L’ESMA a défini son plan d’action sur la finance durable 2022-2024 en cohérence avec sa stratégie associée. Trois grands axes seront privilégiés. Il s’agit premièrement de la lutte contre le greenwashing, puis de l’accroissement des compétences des collaborateurs des ACN et de l’ESMA grâce au plan de formation ESG, un meilleur partage d’expérience et la mise en place de normes communes. Enfin, des efforts seront mis sur le renforcement du dispositif de mesure, d’analyse et de suivi du marché et des risques ESG par les ACN et l’ESMA.

1.  Objectif de la feuille de route pour la finance durable

L’intention sous-jacente à l’élaboration d’une feuille de route pour la finance durable est double :

  • Veiller à ce que l’ESMA puisse prendre des mesures opportunes et coordonnées pour remplir son mandat en matière de développement durable grâce à la définition de priorités claires. Celles -ci orienteront ses travaux à la fois au niveau sectoriel et de manière transversale entre les différents secteurs.
  • Disposer d’un outil permettant de dresser régulièrement le bilan des progrès de l’ESMA vers la réalisation des priorités définies et, au besoin, la réévaluation ou l’ajustement des actions de mise en œuvre envisagées ou les priorités elles-mêmes. Cette revue se fera également à la lumière des futurs développements au niveau européen ou international.

Cette feuille de route s’établit en cohérence la stratégie de l’ESMA en matière de finance durable. En effet, en février 2020, l’ESMA a établi sa stratégie en matière de finance durable qui peut se résumer comme suit :

  • Intégrer la durabilité dans l’élaboration du corpus réglementaire unique.
  • Élaborer des approches communes pour intégrer les aspects ESG dans les pratiques de surveillance des ACN.
  • Suivre de l’évolution du marché et identification des risques liés à la finance durable.
  • Améliorer la transparence sur le rôle des facteurs ESG dans le processus de notation de crédit.

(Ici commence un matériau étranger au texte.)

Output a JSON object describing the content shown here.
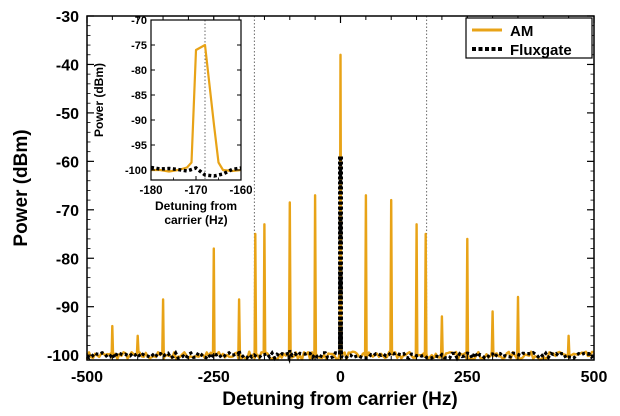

2.  Une feuille de route structurée en plusieurs axes prioritaires

La feuille de route pour la finance durable est structurée comme suit :

  • Une partie expliquant les deux principaux éléments constitutifs de la finance durable, notamment l’identification des axes prioritaires et des secteurs les plus impactés. Cette partie aborde ensuite les priorités individuelles et le raisonnement sous-jacent leur identification en termes de défis rencontrés par les ACN et/ou l’ESMA et les catégories d’actions de suivi envisagées au titre de chaque priorité.
  • Une partie d’annexes qui fournit la liste détaillée des actions que l’ESMA doit entreprendre au niveau transversal et niveau sectoriel avec indication du calendrier des actions et des priorités à laquelle chaque action fait référence.

 

3.  L’ESMA définit Trois grands domaines d’action au cours de la période 2022-2024

3.1.    Lutter contre le Greenwashing et promouvoir la transparence

3.1.1.    Définition, enjeux et manifestation du greenwashing

Le terme greenwashing peut être défini de plusieurs façons, mais il se réfère intuitivement aux pratiques du marché, intentionnelles et non intentionnelles, par lesquelles le profil de durabilité divulgué d’un émetteur et les caractéristiques et/ou les objectifs d’un instrument financier ou d’un produit financier par l’action ou omission ne reflètent pas correctement les risques et les impacts sous-jacents en matière de durabilité associés à cet émetteur, instrument financier ou produit financier.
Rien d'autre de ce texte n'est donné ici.